Ulf Leonhardt and his colleagues accomplished this feat by firing lasers down an optical fibre, exploiting the fact that different wavelengths of light move at different speeds within an optical fibre.
They first shot a relatively slow moving laser pulse through the fibre, and then sent a faster "probe wave" chasing after it.
The first pulse distorts the optical properties of the fibre simply by travelling through it. This distortion forces the speedy probe wave to slow down dramatically when it catches up with the slower pulse and tries to move through it.
In fact, the probe wave becomes trapped and can never overtake the pulse's leading edge, which effectively becomes a black hole event horizon, beyond which light cannot escape.

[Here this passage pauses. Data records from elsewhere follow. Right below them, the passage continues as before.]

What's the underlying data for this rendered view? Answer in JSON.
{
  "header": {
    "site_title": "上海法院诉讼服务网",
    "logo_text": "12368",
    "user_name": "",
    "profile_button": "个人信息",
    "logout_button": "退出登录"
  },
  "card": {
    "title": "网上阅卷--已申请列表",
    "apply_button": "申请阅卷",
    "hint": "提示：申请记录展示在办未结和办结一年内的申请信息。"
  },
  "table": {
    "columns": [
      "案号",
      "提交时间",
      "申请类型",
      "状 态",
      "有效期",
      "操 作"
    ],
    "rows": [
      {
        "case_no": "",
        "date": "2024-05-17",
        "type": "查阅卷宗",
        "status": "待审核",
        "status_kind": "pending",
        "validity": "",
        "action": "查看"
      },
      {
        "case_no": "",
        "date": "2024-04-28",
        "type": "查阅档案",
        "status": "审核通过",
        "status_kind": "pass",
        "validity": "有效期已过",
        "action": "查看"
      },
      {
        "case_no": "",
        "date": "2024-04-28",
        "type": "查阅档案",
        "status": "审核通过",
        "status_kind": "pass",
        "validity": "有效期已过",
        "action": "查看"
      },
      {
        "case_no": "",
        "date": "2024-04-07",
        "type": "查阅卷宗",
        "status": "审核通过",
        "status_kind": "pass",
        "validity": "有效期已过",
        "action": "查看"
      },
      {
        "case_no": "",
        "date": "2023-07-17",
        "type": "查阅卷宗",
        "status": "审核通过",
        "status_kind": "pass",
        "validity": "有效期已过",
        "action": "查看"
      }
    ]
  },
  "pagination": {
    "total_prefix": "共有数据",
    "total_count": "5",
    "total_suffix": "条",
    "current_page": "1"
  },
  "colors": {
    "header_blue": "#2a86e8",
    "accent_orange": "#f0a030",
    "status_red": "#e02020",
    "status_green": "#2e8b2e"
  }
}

This "laser black hole" could allow physicists to examine what happens to light on both sides of an event horizon.
Cosmologists have already worked out exactly how light should change frequency as it approaches an event horizon - from the outside or the inside of a black hole - and sure enough, the team observed exactly these shifts in their experiment.
It should also be possible to use the artificial event horizon to help test whether anything can escape from a black hole.
In the 1970s, Stephen Hawking predicted that hot black holes could radiate particles, dubbed Hawking radiation, but it's tough to check this using telescopes, because they'd be swamped by noise.
Now, the research team has calculated that their laser black hole shares this property, and that it will "radiate" photons if it heats up to about 1000 degrees centigrade.
According to Ray Rivers at Imperial College London, "They've done some clever stuff to give us a chance of seeing Hawking radiation for the first time."